Flanagan, 53, was given his trophy and 50,000 pound ($80,000) winner’s check by Prince Charles’ wife Camilla, Duchess of Cornwall, after a black-tie dinner in London’s medieval Guildhall. He greeted the royal with a protocol-busting hug. “Well, she seemed a sweet woman and she was very nice,” Flanagan said.

This was the first year writers of all nationalities have been eligible for the Booker, previously open only to authors from Britain, Ireland and the Commonwealth of dozens of former British colonies, including Australia.

U.S. writers Joshua Ferris and Karen Joy Fowler were among the six finalists. Ferris’ cyber-identity tale “To Rise Again at a Decent Hour” and Fowler’s unusual family story “We Are All Completely Beside Ourselves” were shortlisted alongside Flanagan and three novels by British writers — Ali Smith’s dual-narrative story “How to Be Both,” Howard Jacobson’s dystopian “J” and Neel Mukherjee’s Calcutta-set “The Lives of Others.”

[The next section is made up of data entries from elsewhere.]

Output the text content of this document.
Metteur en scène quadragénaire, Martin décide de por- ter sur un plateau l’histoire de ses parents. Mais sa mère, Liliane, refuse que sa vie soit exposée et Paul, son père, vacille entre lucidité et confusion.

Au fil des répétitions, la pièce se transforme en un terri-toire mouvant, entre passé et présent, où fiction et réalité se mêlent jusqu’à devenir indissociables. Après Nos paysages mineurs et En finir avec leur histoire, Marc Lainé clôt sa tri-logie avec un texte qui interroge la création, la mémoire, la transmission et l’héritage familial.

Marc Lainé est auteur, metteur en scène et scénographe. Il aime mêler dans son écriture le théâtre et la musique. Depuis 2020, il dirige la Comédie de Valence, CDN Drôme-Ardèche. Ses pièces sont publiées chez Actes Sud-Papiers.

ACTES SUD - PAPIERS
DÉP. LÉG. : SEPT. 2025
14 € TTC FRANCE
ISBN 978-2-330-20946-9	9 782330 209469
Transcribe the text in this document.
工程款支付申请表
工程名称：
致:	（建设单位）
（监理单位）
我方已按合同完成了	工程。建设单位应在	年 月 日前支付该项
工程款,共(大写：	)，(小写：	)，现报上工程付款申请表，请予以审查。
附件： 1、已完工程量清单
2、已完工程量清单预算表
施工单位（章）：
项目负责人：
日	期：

Winning the Booker guarantees a boost in profile and sales, and can transform careers. When Hilary Mantel won for “Wolf Hall” in 2009, she went from modestly successful novelist to literary superstar.

Last year’s winner, New Zealand writer Eleanor Catton, has seen her 900-page novel “The Luminaries” sell 500,000 copies around the world.

Jonathan Ruppin of bookstore chain Foyles said Flanagan’s book should be a strong seller. He said it was “one of the truly great winners of the prize, one that will be widely read not least because it’s impossible to lay aside completely and forget.”

Some British writers had expressed fears that the change in eligibility could lead to U.S. dominance of the 46-year-old award, officially named the Man Booker Prize after its sponsor, financial services firm Man Group PLC.

Greyling said Flanagan’s victory should put a stop to chatter about an American invasion.

“There is a very powerful cohort of contemporary American writers, but neither the longlist nor the shortlist was overwhelmed by them,” he said.

Flanagan said boundaries had no place in literature.

“To talk about Australian novelists makes as much sense as talking about Angolan chiropodists to me,” he said.